A modern educational system was introduced in Bhutan in the 1960s. Prior to that, education was provided only by monasteries. In the interim, more than 340 schools and institutions of higher education have been established, including over 150 community schools to serve remote rural areas. however, many of these schools have no sanitation facilities, electricity, or drinking water, and students may have to walk several hours a day to get to them. A growing number of children are attending school, but over 50% still do not attend.
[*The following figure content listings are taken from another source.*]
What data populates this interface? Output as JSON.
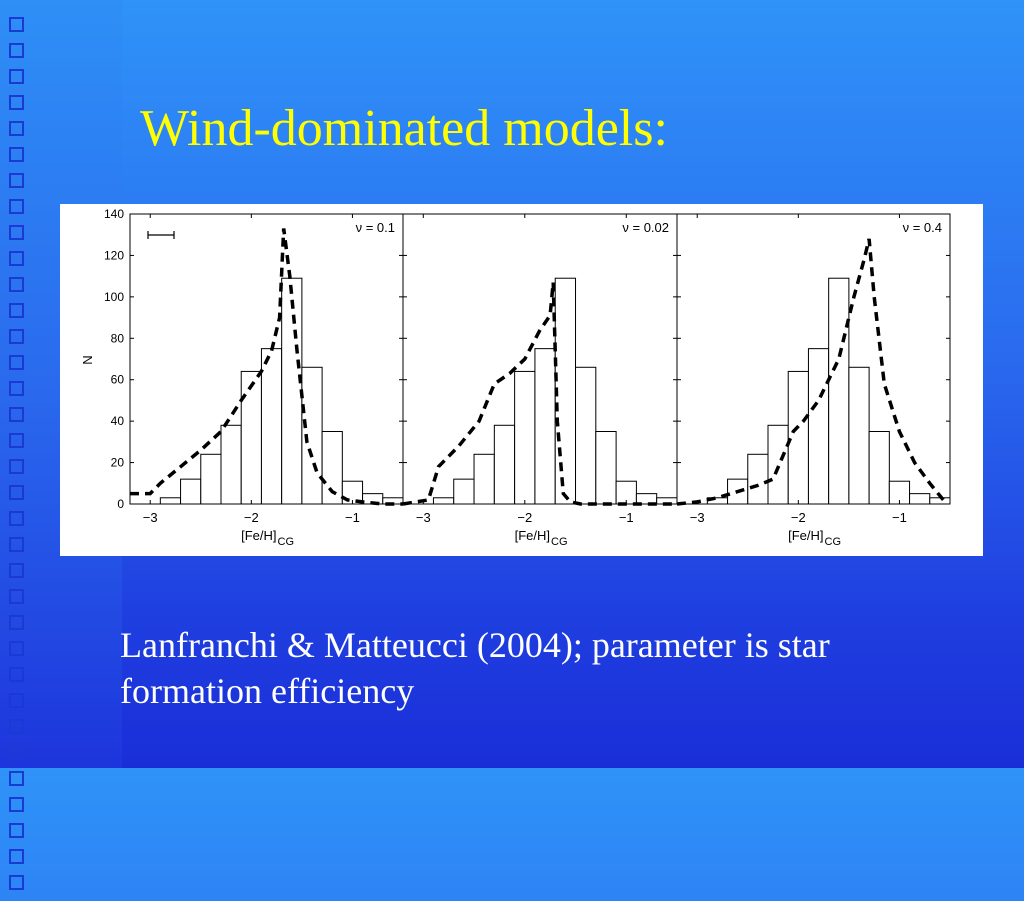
{
  "slide": {
    "title": "Wind-dominated models:",
    "caption": "Lanfranchi & Matteucci (2004); parameter is star formation efficiency",
    "colors": {
      "title": "#ffff00",
      "caption": "#ffffff",
      "background": "#2a6cef"
    }
  },
  "chart_data": {
    "type": "bar",
    "ylabel": "N",
    "xlabel": "[Fe/H]",
    "xlabel_sub": "CG",
    "ylim": [
      0,
      140
    ],
    "xlim": [
      -3.2,
      -0.5
    ],
    "yticks": [
      0,
      20,
      40,
      60,
      80,
      100,
      120,
      140
    ],
    "xticks": [
      -3,
      -2,
      -1
    ],
    "xtick_labels": [
      "−3",
      "−2",
      "−1"
    ],
    "ytick_labels": [
      "0",
      "20",
      "40",
      "60",
      "80",
      "100",
      "120",
      "140"
    ],
    "histogram": {
      "bin_edges": [
        -3.1,
        -2.9,
        -2.7,
        -2.5,
        -2.3,
        -2.1,
        -1.9,
        -1.7,
        -1.5,
        -1.3,
        -1.1,
        -0.9,
        -0.7,
        -0.5
      ],
      "counts": [
        0,
        3,
        12,
        24,
        38,
        64,
        75,
        109,
        66,
        35,
        11,
        5,
        3
      ]
    },
    "panels": [
      {
        "label": "ν = 0.1",
        "error_bar": true,
        "model": {
          "x": [
            -3.2,
            -3.0,
            -2.9,
            -2.7,
            -2.5,
            -2.3,
            -2.1,
            -1.9,
            -1.8,
            -1.72,
            -1.68,
            -1.62,
            -1.55,
            -1.45,
            -1.35,
            -1.2,
            -1.05,
            -0.9,
            -0.7,
            -0.5
          ],
          "y": [
            5,
            5,
            10,
            18,
            26,
            35,
            50,
            64,
            74,
            90,
            133,
            110,
            75,
            30,
            15,
            6,
            2,
            1,
            0,
            0
          ]
        }
      },
      {
        "label": "ν = 0.02",
        "error_bar": false,
        "model": {
          "x": [
            -3.2,
            -2.95,
            -2.85,
            -2.65,
            -2.45,
            -2.3,
            -2.15,
            -2.0,
            -1.85,
            -1.75,
            -1.72,
            -1.68,
            -1.62,
            -1.55,
            -1.45,
            -1.2,
            -0.9,
            -0.5
          ],
          "y": [
            0,
            2,
            18,
            28,
            40,
            58,
            63,
            70,
            84,
            91,
            107,
            40,
            5,
            1,
            0,
            0,
            0,
            0
          ]
        }
      },
      {
        "label": "ν = 0.4",
        "error_bar": false,
        "model": {
          "x": [
            -3.2,
            -3.0,
            -2.8,
            -2.6,
            -2.4,
            -2.25,
            -2.05,
            -1.95,
            -1.8,
            -1.6,
            -1.45,
            -1.35,
            -1.3,
            -1.25,
            -1.15,
            -1.0,
            -0.85,
            -0.7,
            -0.55
          ],
          "y": [
            0,
            1,
            3,
            6,
            9,
            12,
            35,
            40,
            50,
            70,
            100,
            118,
            128,
            100,
            58,
            35,
            20,
            10,
            1
          ]
        }
      }
    ]
  }
}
Efforts have been made to improve the education of women, and girls account for 45% of primary school enrollment. However, the overall literacy rate for women is still very low and lags far behind that for men. Bhutan's estimated rate of adult illiteracy for the year 2000 stood at 52.7% (males, 38.9%; females, 66.4%). The official language is Dzongkha (written in the Tibetan script). However, English is widely used. Education is not compulsory. The educational system consists of seven years of primary schooling followed by four years of secondary school. In 1994, primary schools enrolled 60,089 pupils. In the same year, secondary schools enrolled 7,299 students. The pupil-teacher ratio at the primary level was 42 to 1 in 1999.
In 1991, Bhutan had 209 schools altogether, including 22 monastic schools, schools for Tibetan refugees, and six technical schools. There was at the highest-level one junior college, two teacher training colleges, and one degree college which was affiliated to the university at Delhi in India. Many teachers from India are employed in Bhutan.